Dios cumple su promesa: un estudio sobre Josué, Jueces y Rut

Introducción a Josué y Jueces

Josué

El libro de Josué es una continuación de la historia del Pentateuco. Josué es un puente indispensable entre los libros de Moisés y la historia de Israel en la tierra de Canaán. Así como Éxodo es la historia de Dios guiando a su pueblo fuera de Egipto, Josué es la historia de Dios guiando a su pueblo hacia la Tierra Prometida. Registra el cruce del río Jordán por parte de Israel hacia Canaán después de la muerte de Moisés, así como la conquista y el asentamiento de Canaán por las doce tribus bajo el liderazgo de Josué. La fecha bíblica para la invasión de Canaán por parte de Israel es alrededor de 1405 a. C. El libro cubre los siguientes 25 a 30 años de la historia de Israel. Josué completaría la buena obra que comenzó a pesar de la incredulidad de la nación. El pueblo no había cambiado; todavía eran infieles. Sin embargo, la promesa de Dios se cumpliría y la simiente de Abraham sería plantada en la tierra del pacto para echar raíces y crecer.

La tradición judía atribuye la autoría del libro a Josué, quien fue completado tras su muerte por el sumo sacerdote Eleazar y su hijo Finees. La evidencia interna indica con firmeza que el autor fue testigo presencial de la conquista.

Los eventos de este libro siguen a los registrados en el último capítulo de Deuteronomio. El pueblo de Israel estaba acampado en las llanuras de Moab, al este del río Jordán. Moisés había muerto y Josué se había convertido en el líder. El libro se divide en tres secciones. La primera sección describe la comisión de Josué por parte de Dios como sucesor de Moisés y la preparación de Israel para entrar en Canaán, su cruce del Jordán y sus primeras actividades de pacto en la tierra. La segunda sección describe cómo Israel marchó obedientemente contra ciudades bien armadas con murallas fortificadas. Dios dio a su pueblo victorias decisivas en el centro, sur y norte de Canaán. La manera altamente inusual en que Jericó fue conquistada demostró claramente a Israel que Dios estaba a cargo de su salvación. La sección tres registra la distribución de la tierra por Josué a las doce tribus, la herencia de Caleb, las seis ciudades de refugio y las 48 ciudades levitas entre las tribus.

El nombre de Josué es el equivalente hebreo del nombre "Jesús" en el Nuevo Testamento.

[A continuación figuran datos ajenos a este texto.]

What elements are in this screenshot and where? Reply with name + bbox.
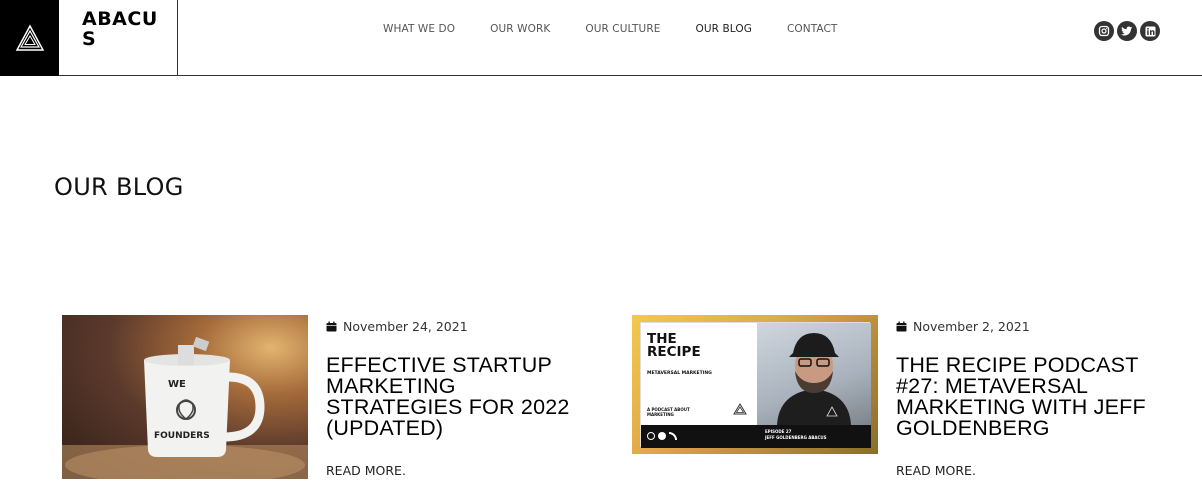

En su rol de guiar a Israel hacia la tierra prometida, Josué es un símbolo o prefiguración de Jesús en el Antiguo Testamento, cuya función es llevar a muchos hijos a la gloria. Josué es una imagen de nuestro Señor Jesucristo, quien venció al pecado y a Satanás, y da descanso a quienes confían en él. La trayectoria de Josué ilustra la victoria que obtenemos por la fe. Cada uno de nosotros tiene una herencia que reclamar, una tierra que conquistar, y Josué nos dice cómo hacerlo.

Jueces

Aunque la autoría de Jueces es incierta, el Talmud judío y la tradición cristiana primitiva dicen que Jueces, Rut y Samuel fueron escritos por Samuel.

El libro de los Jueces es el principal vínculo histórico entre Josué y la época de los reyes de Israel. El período de los jueces data de aproximadamente 1375 a 1050 a. C., durante el cual Israel era una confederación de tribus. El libro deriva su nombre de los individuos que Dios suscitó periódicamente para guiar y liberar a los israelitas después de que se descarriaran y cayeran bajo la opresión de sus vecinos extranjeros. Jueces es el libro de "sin rey". Dios iba a ser su Rey, pero la nación se negó a obedecerlo. Su desobediencia condujo a la derrota, la disciplina y la decadencia. Ocho veces se nos dice que el pueblo "hizo lo malo" a los ojos de Dios y, por lo tanto, tuvo que ser castigado. Cuando Dios los disciplinó, clamaron por misericordia y fueron liberados, pero luego volvieron a caer en sus malos caminos y tuvieron que ser disciplinados de nuevo. Trece jueces fueron suscitados en diferentes momentos para liberar a Israel. Los jueces eran líderes militares y magistrados civiles de diferentes tribus. Mediante heroicas acciones de fe, ejecutaron el juicio de Dios y derrocaron a sus opresores, restaurando así cierta paz y libertad al pueblo. Algunos reciben una amplia cobertura en el libro, mientras que otros se mencionan solo en uno o dos versículos. Provenían de nueve tribus diferentes y liberaron a su pueblo de los mesopotámicos, moabitas, filisteos, cananeos, madianitas y amonitas. Ningún juez gobernó sobre toda la nación hasta Samuel.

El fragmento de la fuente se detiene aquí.